With markets rallying in recent months, it's no surprise that many investors are considering owning more dividend stocks. These investments tend look cheaper than their growth-focused counterparts right now even as they provide immediate income.

An ideal dividend stock brings several factors to the table, including a market leadership position, stellar finances, and decent sales growth. Income investors prize a long track record of annual dividend raises, too.

There's one stock that meets these criteria in spades. It also just announced a head-turning dividend hike for the 2024 calendar year. Let's look at why investors might want to take a closer look at Walmart (WMT 0.03%) as a dividend growth stock right now.

Walmart's yield right now is below average

It's true that Walmart has a relatively low dividend yield today. The 1.3% you'd earn from buying its shares is a little less than the 1.4% average yield of the wider S&P 500. There are significantly higher yields available in the retailing industry, like those on offer from Home Depot (2.5%) and Target (2.6%), for example.

Yet investors have some good reasons to expect Walmart's dividend hikes to accelerate soon, potentially closing the gap with these peers. That's because the company in late February announced a 9% payout increase to roughly triple the growth rate from the prior year. Walmart is sitting on $10 billion of cash right now after generating $15 billion of free cash flow last year compared to $12 billion a year earlier. "We're proud of the team and excited about building on our momentum," CEO Doug McMillon said in a press release.

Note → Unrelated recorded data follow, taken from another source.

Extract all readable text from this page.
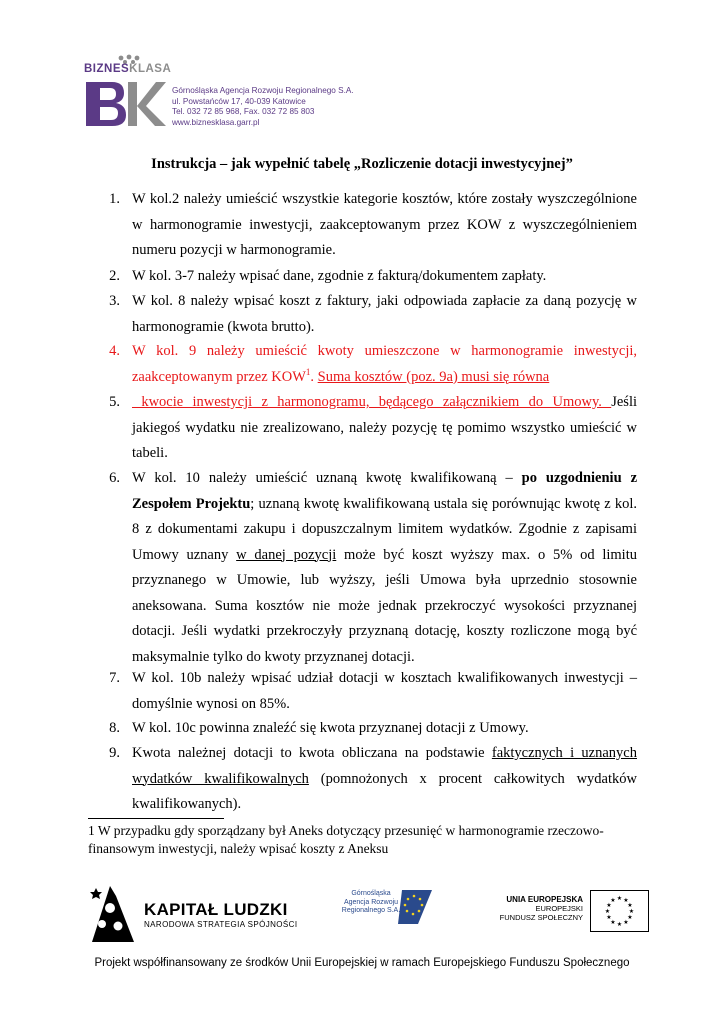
BIZNESKLASA
Górnośląska Agencja Rozwoju Regionalnego S.A.
ul. Powstańców 17, 40-039 Katowice
Tel. 032 72 85 968, Fax. 032 72 85 803
www.biznesklasa.garr.pl
Instrukcja – jak wypełnić tabelę „Rozliczenie dotacji inwestycyjnej”
1. W kol.2 należy umieścić wszystkie kategorie kosztów, które zostały wyszczególnione
w harmonogramie inwestycji, zaakceptowanym przez KOW z wyszczególnieniem
numeru pozycji w harmonogramie.
2. W kol. 3-7 należy wpisać dane, zgodnie z fakturą/dokumentem zapłaty.
3. W kol. 8 należy wpisać koszt z faktury, jaki odpowiada zapłacie za daną pozycję w
harmonogramie (kwota brutto).
4. W kol. 9 należy umieścić kwoty umieszczone w harmonogramie inwestycji,
zaakceptowanym przez KOW$^1$. Suma kosztów (poz. 9a) musi się równa
5. kwocie inwestycji z harmonogramu, będącego załącznikiem do Umowy. Jeśli
jakiegoś wydatku nie zrealizowano, należy pozycję tę pomimo wszystko umieścić w
tabeli.
6. W kol. 10 należy umieścić uznaną kwotę kwalifikowaną – po uzgodnieniu z
Zespołem Projektu; uznaną kwotę kwalifikowaną ustala się porównując kwotę z kol.
8 z dokumentami zakupu i dopuszczalnym limitem wydatków. Zgodnie z zapisami
Umowy uznany w danej pozycji może być koszt wyższy max. o 5% od limitu
przyznanego w Umowie, lub wyższy, jeśli Umowa była uprzednio stosownie
aneksowana. Suma kosztów nie może jednak przekroczyć wysokości przyznanej
dotacji. Jeśli wydatki przekroczyły przyznaną dotację, koszty rozliczone mogą być
maksymalnie tylko do kwoty przyznanej dotacji.
7. W kol. 10b należy wpisać udział dotacji w kosztach kwalifikowanych inwestycji –
domyślnie wynosi on 85%.
8. W kol. 10c powinna znaleźć się kwota przyznanej dotacji z Umowy.
9. Kwota należnej dotacji to kwota obliczana na podstawie faktycznych i uznanych
wydatków kwalifikowalnych (pomnożonych x procent całkowitych wydatków
kwalifikowanych).
1 W przypadku gdy sporządzany był Aneks dotyczący przesunięć w harmonogramie rzeczowo-finansowym inwestycji, należy wpisać koszty z Aneksu
KAPITAŁ LUDZKI
NARODOWA STRATEGIA SPÓJNOŚCI
Górnośląska Agencja Rozwoju Regionalnego S.A.
UNIA EUROPEJSKA
EUROPEJSKI
FUNDUSZ SPOŁECZNY
★ ★
★
★
★
★
★
★
★
★
★
★
Projekt współfinansowany ze środków Unii Europejskiej w ramach Europejskiego Funduszu Społecznego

Walmart is taking advantage of strong earnings

Walmart is growing sales more quickly in recent quarters, with revenue rising 6% year over year in fiscal Q4. That boost included a 4% year-over-year uptick in the core U.S. market, which was powered by 4% higher customer traffic. Peers like Target, on the other hand, are seeing declining traffic as they work to better challenge Walmart's price leadership.

Admittedly, Walmart won't thrill investors with massive growth in the short term. Management is only projecting a sales increase in the range of 3% to 4% in fiscal 2025 as operating income rises by between 4% and 5%. Those gains are coming on top of solid growth in 2024, though, and reflect a second straight year of expanding profitability. Combined with Walmart's surging cash flow, these wins could support much faster dividend growth over the next few years.

What to watch with Walmart stock

Walmart faces some challenges in its goal of speeding growth and increasing direct cash returns, to be sure. It must continue fighting off rivals like Target and Costco Wholesale as both retailers aggressively cut prices. Walmart hasn't yet established a large enough digital advertising segment to impact the wider business, either. Its e-commerce unit has sufficient scale, meanwhile, at over $100 billion of revenue in the past full fiscal year.

It's not clear yet whether Walmart's management team will have the resources and desire to take a more aggressive approach toward the dividend payout, so income investors might want to just watch this stock for now. Consider other industry leaders with more generous payouts, such as Home Depot. The home improvement retailer hiked its dividend by 8% this year and its yield sits about 1 percentage point above Walmart's.

Don't count Walmart out as a dividend growth option, though. Another year of gains in metrics like cash flow, customer traffic, and profit margin might spur a double-digit dividend increase in early 2025.